I celebrated my 3000 mile milestone with a Premier inn breakfast in Sandown. Then it was off on a blustery day to work my way round the South coast.
I climbed out of Sandown and then back into Shanklin, my first chine of the trip. A chine is a steep river valley on the Isle of Wight, like a cwm in Wales or a coombe in Devon. And they are steep!
Lots of steps to negotiate.
Next came Luccombe woods. These are hilly oak woods and very lovely. Unfortunately there had been a landslide and I had to leave the coast path and take path 65.

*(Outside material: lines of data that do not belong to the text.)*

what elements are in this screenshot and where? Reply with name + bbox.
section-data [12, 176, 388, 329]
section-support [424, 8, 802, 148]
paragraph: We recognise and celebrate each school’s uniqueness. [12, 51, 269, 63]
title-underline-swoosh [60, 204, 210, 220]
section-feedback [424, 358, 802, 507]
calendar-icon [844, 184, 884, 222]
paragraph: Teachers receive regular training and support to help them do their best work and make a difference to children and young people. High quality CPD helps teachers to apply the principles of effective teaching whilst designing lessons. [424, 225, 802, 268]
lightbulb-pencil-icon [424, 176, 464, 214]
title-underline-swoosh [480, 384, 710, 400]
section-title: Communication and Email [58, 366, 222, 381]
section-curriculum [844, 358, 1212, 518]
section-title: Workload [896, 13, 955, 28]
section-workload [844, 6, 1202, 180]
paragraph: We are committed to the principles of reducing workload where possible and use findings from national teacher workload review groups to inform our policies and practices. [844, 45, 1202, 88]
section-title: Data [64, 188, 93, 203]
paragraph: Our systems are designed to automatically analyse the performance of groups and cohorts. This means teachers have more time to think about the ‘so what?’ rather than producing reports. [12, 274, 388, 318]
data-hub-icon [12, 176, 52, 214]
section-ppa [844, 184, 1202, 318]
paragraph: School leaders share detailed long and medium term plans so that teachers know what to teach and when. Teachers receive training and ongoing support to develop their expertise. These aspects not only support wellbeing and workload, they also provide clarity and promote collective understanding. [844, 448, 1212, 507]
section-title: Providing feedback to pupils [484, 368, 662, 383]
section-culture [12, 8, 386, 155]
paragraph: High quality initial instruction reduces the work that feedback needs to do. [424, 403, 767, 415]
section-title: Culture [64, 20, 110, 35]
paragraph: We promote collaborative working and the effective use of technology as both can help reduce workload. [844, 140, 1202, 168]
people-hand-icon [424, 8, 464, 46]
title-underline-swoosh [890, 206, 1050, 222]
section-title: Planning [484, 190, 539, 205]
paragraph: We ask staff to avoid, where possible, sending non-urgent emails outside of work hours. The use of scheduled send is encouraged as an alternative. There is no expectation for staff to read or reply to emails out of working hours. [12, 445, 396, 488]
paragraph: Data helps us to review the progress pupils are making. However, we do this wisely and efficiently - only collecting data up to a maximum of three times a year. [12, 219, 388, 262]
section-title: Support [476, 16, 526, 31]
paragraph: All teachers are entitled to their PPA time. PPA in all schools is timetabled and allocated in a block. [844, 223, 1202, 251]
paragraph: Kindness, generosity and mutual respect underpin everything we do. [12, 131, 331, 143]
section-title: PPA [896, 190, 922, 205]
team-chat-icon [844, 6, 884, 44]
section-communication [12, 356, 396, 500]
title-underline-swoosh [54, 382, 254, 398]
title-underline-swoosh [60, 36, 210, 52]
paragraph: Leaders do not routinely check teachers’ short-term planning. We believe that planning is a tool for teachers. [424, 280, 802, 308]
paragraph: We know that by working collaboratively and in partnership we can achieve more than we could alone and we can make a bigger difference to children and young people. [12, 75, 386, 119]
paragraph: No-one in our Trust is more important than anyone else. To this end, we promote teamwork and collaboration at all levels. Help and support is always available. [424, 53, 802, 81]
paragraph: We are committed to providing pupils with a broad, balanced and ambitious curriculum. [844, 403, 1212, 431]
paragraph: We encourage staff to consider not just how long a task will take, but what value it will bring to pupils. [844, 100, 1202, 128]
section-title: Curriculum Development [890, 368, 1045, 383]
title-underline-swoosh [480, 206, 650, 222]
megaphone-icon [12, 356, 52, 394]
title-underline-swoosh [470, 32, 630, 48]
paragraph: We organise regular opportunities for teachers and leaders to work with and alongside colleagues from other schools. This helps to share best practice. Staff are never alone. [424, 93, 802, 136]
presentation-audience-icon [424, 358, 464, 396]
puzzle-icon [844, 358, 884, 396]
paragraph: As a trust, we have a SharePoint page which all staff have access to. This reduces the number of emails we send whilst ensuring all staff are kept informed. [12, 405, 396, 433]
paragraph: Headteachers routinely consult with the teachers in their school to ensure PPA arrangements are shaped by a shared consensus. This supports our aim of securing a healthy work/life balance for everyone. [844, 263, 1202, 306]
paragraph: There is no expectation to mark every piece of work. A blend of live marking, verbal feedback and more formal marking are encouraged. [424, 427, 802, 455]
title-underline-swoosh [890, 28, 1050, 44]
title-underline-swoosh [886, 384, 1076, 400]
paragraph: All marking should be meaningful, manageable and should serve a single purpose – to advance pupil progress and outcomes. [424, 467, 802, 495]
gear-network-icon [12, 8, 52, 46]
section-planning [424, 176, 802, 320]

Following path 65 was a challenge as the strong winds had covered the the forest floor with a thick covering of leaves meaning the path vanished and I was left guessing whether I was on the real path or a track caused by amorous badgers.
When I did find the path it descended precipitous slopes and a steep path covered by a layer of leaves on top of a layer of mud is quite exciting. A mixture of It’s a Knockout and downhill skiing.
I was relieved when I reached the sea defences at Ventnor, unfortunately negotiating the woods had put me behind schedule.
Further steep paths and carefully avoiding the eroded bits didn’t help me catch any time up.
The South Coast of the Isle of Wight is extremely eroded with the longest undercut section of cliffs in Europe. It is also home to a number of chines which slow walking down.
But all was not lost. As I passed Ventnor gardens I saw a flash of pale chestnut as the rear end of a red squirrel vanished behind a huge oak. This was my first red squirrel and having trekked 170 miles round Anglesey without seeing one this was a red letter day.
As dusk fell I was three miles short of my target but darkness determined my stopping point so in a strong wind I set up my tent, a mile past the delightfully named Wight Mouse pub.
It would be an early start in the morning. I had some catching up to do!